Just make "pip install cbor", and you will have the high-speed implementation (with C implementation)
For another python implementations (or other languages), see more here: http://cbor.io/impls.html
i quickly performed a bench, and it gaves me these stats:
##########
*Encoding*
json -> op by sec: 86725.66920628605, (len:828)
rapidjson -> op by sec: 180454.7353457841, (len:768)
ujson -> op by sec: 190558.97336411255, (len:776)
msgpack -> op by sec: 153912.86095711155, (len:636)
cbor -> op by sec: 207190.78744576086, (len:635)
##########
*Decoding*
json -> op by sec: 91466.83280991958
rapidjson -> op by sec: 110461.44729824932
ujson -> op by sec: 129011.48500404017
msgpack -> op by sec: 243895.1547813709
cbor -> op by sec: 168211.05628806681
* same size of MsgPack
I find msgpack really shines when you design your datasets and protocols around heavy use of arrays and integers. If your data is string heavy, there is little reason to use it. Also the elephant in the room, what about large binary values? It's annoying to encode Dates in JSON, but it's really annoying to have to encode large binary values as giant base64 strings.
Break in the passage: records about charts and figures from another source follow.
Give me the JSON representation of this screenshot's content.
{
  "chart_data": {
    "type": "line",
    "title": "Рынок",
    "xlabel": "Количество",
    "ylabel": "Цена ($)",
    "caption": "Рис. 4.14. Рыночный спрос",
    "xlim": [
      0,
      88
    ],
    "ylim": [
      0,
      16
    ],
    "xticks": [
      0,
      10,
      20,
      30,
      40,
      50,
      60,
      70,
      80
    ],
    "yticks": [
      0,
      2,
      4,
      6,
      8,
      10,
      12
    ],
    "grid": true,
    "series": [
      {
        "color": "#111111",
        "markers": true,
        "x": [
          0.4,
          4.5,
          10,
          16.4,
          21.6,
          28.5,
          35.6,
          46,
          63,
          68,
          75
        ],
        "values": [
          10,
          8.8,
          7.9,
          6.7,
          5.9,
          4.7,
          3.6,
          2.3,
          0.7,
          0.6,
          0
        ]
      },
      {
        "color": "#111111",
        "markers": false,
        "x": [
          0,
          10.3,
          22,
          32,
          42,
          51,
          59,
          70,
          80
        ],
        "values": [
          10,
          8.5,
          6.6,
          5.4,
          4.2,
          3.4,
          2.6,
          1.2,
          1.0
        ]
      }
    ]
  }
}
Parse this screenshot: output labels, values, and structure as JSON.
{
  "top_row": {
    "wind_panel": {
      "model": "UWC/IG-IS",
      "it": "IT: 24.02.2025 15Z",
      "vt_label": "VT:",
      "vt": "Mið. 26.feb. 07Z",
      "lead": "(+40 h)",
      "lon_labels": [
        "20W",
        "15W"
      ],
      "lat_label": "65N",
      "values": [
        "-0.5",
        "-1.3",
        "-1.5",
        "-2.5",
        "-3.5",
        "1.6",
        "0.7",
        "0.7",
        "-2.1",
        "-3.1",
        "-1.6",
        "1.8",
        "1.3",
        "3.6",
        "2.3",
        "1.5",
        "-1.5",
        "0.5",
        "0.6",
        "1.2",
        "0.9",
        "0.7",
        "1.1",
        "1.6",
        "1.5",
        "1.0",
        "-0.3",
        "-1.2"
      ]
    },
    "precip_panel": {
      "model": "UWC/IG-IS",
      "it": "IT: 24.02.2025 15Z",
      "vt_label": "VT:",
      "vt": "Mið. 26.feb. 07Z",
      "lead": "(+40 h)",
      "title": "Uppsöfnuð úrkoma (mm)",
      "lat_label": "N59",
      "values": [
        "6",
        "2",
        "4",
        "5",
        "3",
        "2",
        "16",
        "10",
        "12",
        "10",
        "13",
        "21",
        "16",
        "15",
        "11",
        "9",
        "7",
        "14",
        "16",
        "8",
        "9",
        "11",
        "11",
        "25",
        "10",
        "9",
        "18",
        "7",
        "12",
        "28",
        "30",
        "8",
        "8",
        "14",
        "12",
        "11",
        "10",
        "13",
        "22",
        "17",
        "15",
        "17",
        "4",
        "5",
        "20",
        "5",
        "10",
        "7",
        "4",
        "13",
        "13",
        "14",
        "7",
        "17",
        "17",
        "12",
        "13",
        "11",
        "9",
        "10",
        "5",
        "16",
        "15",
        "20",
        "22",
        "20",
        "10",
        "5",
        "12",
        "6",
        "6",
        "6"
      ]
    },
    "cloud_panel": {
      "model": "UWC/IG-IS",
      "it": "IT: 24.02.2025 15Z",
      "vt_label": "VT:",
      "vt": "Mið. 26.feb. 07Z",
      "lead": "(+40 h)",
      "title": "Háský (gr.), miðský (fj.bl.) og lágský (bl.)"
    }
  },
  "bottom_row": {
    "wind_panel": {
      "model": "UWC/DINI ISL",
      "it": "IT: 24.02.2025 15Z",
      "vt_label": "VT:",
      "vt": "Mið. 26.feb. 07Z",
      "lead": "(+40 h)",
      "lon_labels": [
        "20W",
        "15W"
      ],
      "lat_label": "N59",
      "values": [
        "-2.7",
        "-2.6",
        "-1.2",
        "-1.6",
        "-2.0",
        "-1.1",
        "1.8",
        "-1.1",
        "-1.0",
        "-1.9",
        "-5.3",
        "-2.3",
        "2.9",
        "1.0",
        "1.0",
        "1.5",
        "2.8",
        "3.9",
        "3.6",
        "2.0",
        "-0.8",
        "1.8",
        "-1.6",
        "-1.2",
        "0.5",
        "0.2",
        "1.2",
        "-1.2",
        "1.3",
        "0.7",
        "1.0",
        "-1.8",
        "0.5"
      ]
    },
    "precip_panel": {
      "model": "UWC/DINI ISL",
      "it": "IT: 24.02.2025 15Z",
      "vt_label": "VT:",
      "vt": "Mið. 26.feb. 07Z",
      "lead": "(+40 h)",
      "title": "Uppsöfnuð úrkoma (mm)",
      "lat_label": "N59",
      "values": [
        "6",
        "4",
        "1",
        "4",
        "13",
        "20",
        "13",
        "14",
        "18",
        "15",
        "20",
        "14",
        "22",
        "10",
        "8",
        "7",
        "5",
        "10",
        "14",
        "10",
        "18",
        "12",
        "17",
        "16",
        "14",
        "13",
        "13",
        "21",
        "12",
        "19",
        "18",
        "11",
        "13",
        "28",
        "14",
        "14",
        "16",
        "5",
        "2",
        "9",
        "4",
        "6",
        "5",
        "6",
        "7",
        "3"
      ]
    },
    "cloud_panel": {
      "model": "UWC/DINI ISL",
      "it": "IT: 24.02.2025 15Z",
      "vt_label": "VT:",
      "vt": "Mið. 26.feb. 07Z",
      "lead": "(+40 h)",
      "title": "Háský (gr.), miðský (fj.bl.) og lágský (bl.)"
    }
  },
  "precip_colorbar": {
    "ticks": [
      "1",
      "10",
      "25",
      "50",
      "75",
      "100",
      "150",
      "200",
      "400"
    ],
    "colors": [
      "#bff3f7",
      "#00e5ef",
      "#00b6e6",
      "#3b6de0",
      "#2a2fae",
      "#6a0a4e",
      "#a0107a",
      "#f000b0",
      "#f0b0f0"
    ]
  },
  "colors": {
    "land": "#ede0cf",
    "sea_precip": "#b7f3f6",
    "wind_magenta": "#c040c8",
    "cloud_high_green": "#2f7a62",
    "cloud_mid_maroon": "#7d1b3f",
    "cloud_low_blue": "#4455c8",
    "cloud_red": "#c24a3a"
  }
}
Have you tried the official bson module that's included in PyMongo? PyMongo's bson is implemented in C, it's surely much faster than the pure-Python module you tried.
No, because I couldn't find it outside pymongo.
When it comes to embedding images/files you get same size than gzipped json without base64 encoding, and ~30% less size than JSON uncompressed. Yes messagepack is ideal for those use cases using pure bytes which is not supported in JSON.
I did a lot of investigation around this (compared some other binary formats as well) and came to the same conclusions.